Exerting Fine Grain Control Over Your Cloud Resources

• 399 words

I am thrilled that now both Amazon EC2 and Amazon RDS support resource-level permissions. As customers move increasing amounts of compute and database workloads over to AWS, they have expressed an increased desire for finer grain control over their underlying resources. You can now use these new features to define the permissions your AWS IAM users (and applications) have to perform actions on specific or groups of Amazon EC2 and Amazon RDS resources.

You can apply user-defined tags to your EC2 and RDS resources to help organize resources according to whatever schema is most relevant for a particular organization – be it an application stack, an organization unit, a cost center, or any other schema that might be appropriate. These user-defined tags can already be used to generate detailed chargeback reports that provide a view into the costs associated with these resources. And now these user-defined tags can also be used to create AWS IAM policies to define which users have permissions to use the resources that have certain tags associated with them.

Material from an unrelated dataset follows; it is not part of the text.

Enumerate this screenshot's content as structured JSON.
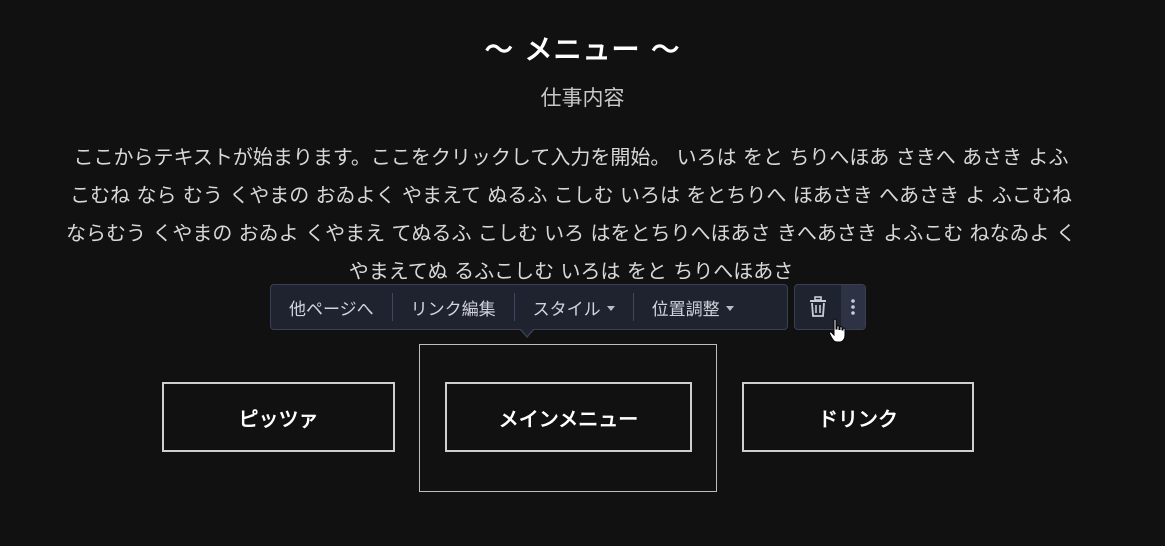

For example, you can mandate that only Senior Database Administrators in your company can modify “production” Amazon RDS DB instances. You do this by first tagging the relevant Amazon RDS DB instance resources as “production” instances, then creating an AWS IAM policy that permits the modify action on these “production” instances, and finally assigning the AWS IAM policy to your group of AWS IAM users who are Senior Database Administrators.

Additionally, you can set policies such as the following:

  • Only certain users can terminate “production” EC2 or RDS instances
  • Only certain EBS volumes can be attached or detached from certain EC2 instances
  • Users can only stop or terminate EC2 instances that are tagged with their username
  • Only certain users can create larger RDS instances (e.g. M2.4Xlarge)
  • Only certain database engines, parameter groups and security groups can be used by users when they create RDS DB instances
  • Only certain users can create RDS instances that are Multi-AZ and PIOPs enabled

Because AWS provides customers with fundamental infrastructure building blocks, there are a wide range of additional policy scenarios that you can support using tools like IAM, tags, and resource-level permission. And our development teams are already hard at work on the next wave of features to extend our support for setting and managing resource-level permissions, so expect even more tools to help control your AWS resources soon.